Quando un avvocato parla in un processo, che sia per esporre una questione preliminare, per introdurre delle prove, per esaminare un teste o fare l’arringa, lo scopo finale è sempre persuadere il giudice.

Quindi è fondamentale tenere un comportamento corretto e professionale in ogni momento del processo, dall’inizio alla fine, per conquistare credibilità agli occhi del magistrato.

La costruzione della propria credibilità è un lavoro lungo e costante, che passa anche dalle piccole cose, come la puntualità, l’affidabilità, la precisione, il modo di vestirsi e presentarsi in udienza, il garbo nel rapportarsi alle altre parti, un’ordinata presentazione degli atti -che siano ben organizzati e preparati per la più agevole consultazione-, l’educazione nel porsi, la serenità nel parlare, l’onestà intellettuale, oltre che ovviamente l’approfondita conoscenza dell’argomento specifico di cui si sta trattando e del fascicolo processuale.

  • Non ci si deve infervorare, né agitare per dimostrare che si crede in ciò che si dice o si fa: se sono certa delle mie ragioni, non occorre che urli, è sufficiente che io le esponga in maniera pacata e chiara, ponendo enfasi magari alle parti del discorso che desidero rimangano più impresse.
  • Ma sarà sempre un accentuare non della voce o dei modi, ma del tono, che posso modulare in base all’importanza della frase e della circostanza che voglio sottolineare.
  • Cercherò poi di esporre con perizia e intelligenza, in modo particolarmente intenso ed espressivo, arricchito di metafore, citazioni, coloriture delle descrizioni e delle argomentazioni più importanti.

Inoltre per convincere gli altri tramite l’eloquenza, si deve capire e conoscere il tipo di uditorio che si ha davanti, per cercare di adeguare ad esso sia il contenuto che la forma del discorso.

Infatti per essere persuasivi è fondamentale tenere in considerazione la persona che ascolta ed adeguarsi alle sue caratteristiche: se un magistrato ama la rapidità, sarà controproducente che io prepari una discussione di mezz’ora, perché lo farò soltanto innervosire; se un giudice non conosce il latino, infarcire il discorso di brocardi antichi mi farà risultare quanto meno antipatica; se so che in quel tribunale c’è una certa prassi, farò meglio a rispettarla, dimostrando di averne riguardo.    

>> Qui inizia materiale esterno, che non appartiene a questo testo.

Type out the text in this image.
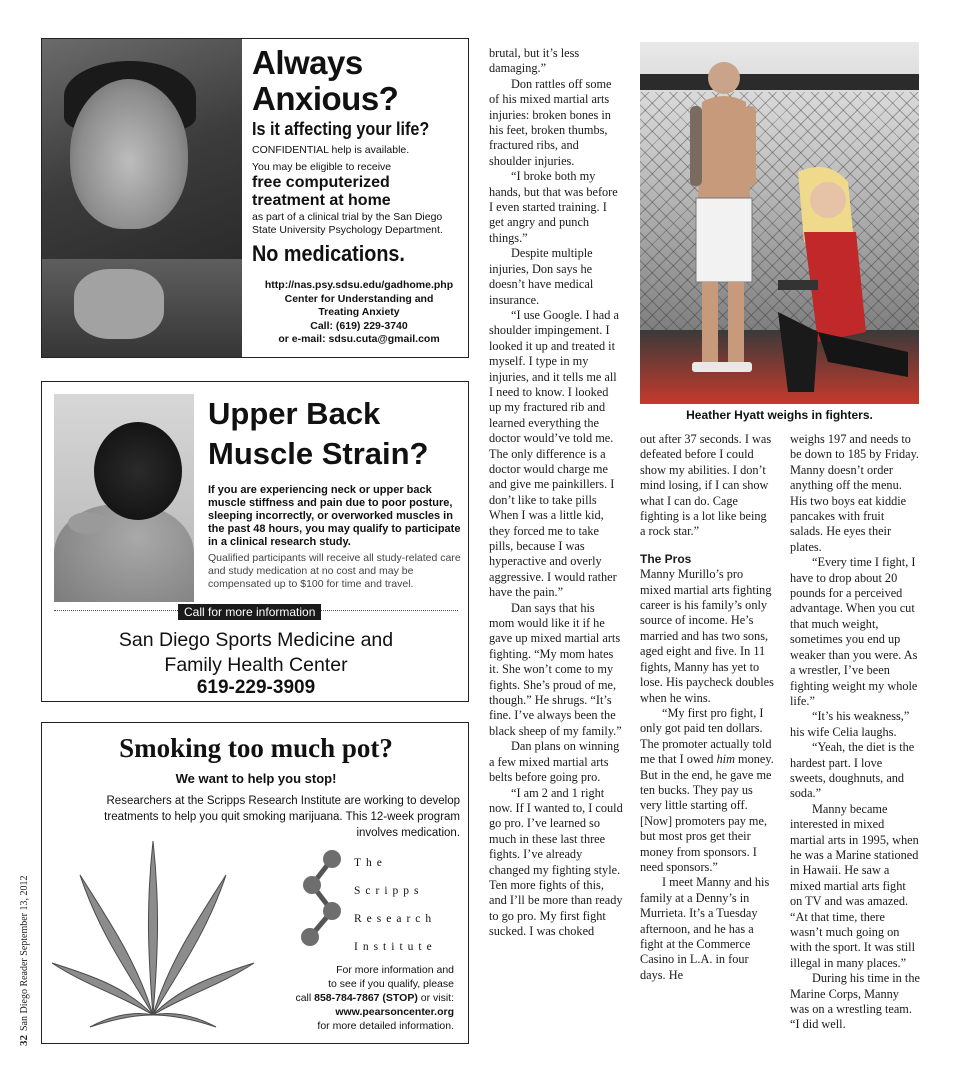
Always Anxious?
Is it affecting your life?
CONFIDENTIAL help is available.
You may be eligible to receive
free computerized treatment at home
as part of a clinical trial by the San Diego State University Psychology Department.
No medications.
http://nas.psy.sdsu.edu/gadhome.php
Center for Understanding and Treating Anxiety
Call: (619) 229-3740
or e-mail: sdsu.cuta@gmail.com
Upper Back Muscle Strain?
If you are experiencing neck or upper back muscle stiffness and pain due to poor posture, sleeping incorrectly, or overworked muscles in the past 48 hours, you may qualify to participate in a clinical research study.
Qualified participants will receive all study-related care and study medication at no cost and may be compensated up to $100 for time and travel.
Call for more information
San Diego Sports Medicine and Family Health Center
619-229-3909
Smoking too much pot?
We want to help you stop!
Researchers at the Scripps Research Institute are working to develop treatments to help you quit smoking marijuana. This 12-week program involves medication.
The
Scripps
Research
Institute
For more information and
to see if you qualify, please
call 858-784-7867 (STOP) or visit:
www.pearsoncenter.org
for more detailed information.
32San Diego Reader September 13, 2012

brutal, but it’s less damaging.”

Don rattles off some of his mixed martial arts injuries: broken bones in his feet, broken thumbs, fractured ribs, and shoulder injuries.

“I broke both my hands, but that was before I even started training. I get angry and punch things.”

Despite multiple injuries, Don says he doesn’t have medical insurance.

“I use Google. I had a shoulder impingement. I looked it up and treated it myself. I type in my injuries, and it tells me all I need to know. I looked up my fractured rib and learned everything the doctor would’ve told me. The only difference is a doctor would charge me and give me painkillers. I don’t like to take pills When I was a little kid, they forced me to take pills, because I was hyperactive and overly aggressive. I would rather have the pain.”

Dan says that his mom would like it if he gave up mixed martial arts fighting. “My mom hates it. She won’t come to my fights. She’s proud of me, though.” He shrugs. “It’s fine. I’ve always been the black sheep of my family.”

Dan plans on winning a few mixed martial arts belts before going pro.

“I am 2 and 1 right now. If I wanted to, I could go pro. I’ve learned so much in these last three fights. I’ve already changed my fighting style. Ten more fights of this, and I’ll be more than ready to go pro. My first fight sucked. I was choked

Heather Hyatt weighs in fighters.

out after 37 seconds. I was defeated before I could show my abilities. I don’t mind losing, if I can show what I can do. Cage fighting is a lot like being a rock star.”

The Pros

Manny Murillo’s pro mixed martial arts fighting career is his family’s only source of income. He’s married and has two sons, aged eight and five. In 11 fights, Manny has yet to lose. His paycheck doubles when he wins.

“My first pro fight, I only got paid ten dollars. The promoter actually told me that I owed him money. But in the end, he gave me ten bucks. They pay us very little starting off. [Now] promoters pay me, but most pros get their money from sponsors. I need sponsors.”

I meet Manny and his family at a Denny’s in Murrieta. It’s a Tuesday afternoon, and he has a fight at the Commerce Casino in L.A. in four days. He

weighs 197 and needs to be down to 185 by Friday. Manny doesn’t order anything off the menu. His two boys eat kiddie pancakes with fruit salads. He eyes their plates.

“Every time I fight, I have to drop about 20 pounds for a perceived advantage. When you cut that much weight, sometimes you end up weaker than you were. As a wrestler, I’ve been fighting weight my whole life.”

“It’s his weakness,” his wife Celia laughs.

“Yeah, the diet is the hardest part. I love sweets, doughnuts, and soda.”

Manny became interested in mixed martial arts in 1995, when he was a Marine stationed in Hawaii. He saw a mixed martial arts fight on TV and was amazed. “At that time, there wasn’t much going on with the sport. It was still illegal in many places.”

During his time in the Marine Corps, Manny was on a wrestling team. “I did well.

Difatti, affinchè la comunicazione verbale possa essere efficace occorre che tra oratore e ascoltatore si crei un reciproco rapporto di collaborazione: in questo modo colui che ascolta diventa tanto più disponibile a recepire le tesi presentate, quanto più l’oratore le adegua al suo uditore.

E’ importante quindi mettersi in condizioni di essere graditi ai giudici: non ritardare, non essere baldanzosi o arroganti, essere cortesi senza essere inutilmente ossequiosi o ruffiani, evitare atteggiamenti di superiorità o di ripicca, cercare di cogliere il punto di sensibilità del magistrato.

Nel proprio foro questo è certamente più semplice, perchè si è stabilita ormai una certa conoscenza con i magistrati (anche se periodicamente cambiano e quindi bisogna ogni volta ricominciare da capo!), ma è possibile anche nei fori di non appartenenza: è sufficiente ad esempio arrivare in udienza prima dell’ora prevista per il proprio processo ed osservare in quel tempo il Pm, il giudice, i cancellieri ed i colleghi per capire e cogliere dinamiche, propensioni, abitudini,… Oppure si può andare in cancelleria e chiedere spassionatamente un consiglio agli impiegati, oppure ancora si può chiedere agli altri avvocati che si incontrano nei corridoi o in aula sul momento.

Creare il proprio stile comunicativo, costituito quindi non solo di figure retoriche, eloquenza e sofismi, ma anche di accurato studio psicologico, è dunque una competenza imprescindibile per un penalista, che deve esercitare la propria capacità persuasiva, trasmettendo le sue argomentazioni non solo a livello conscio, ma anche inconscio.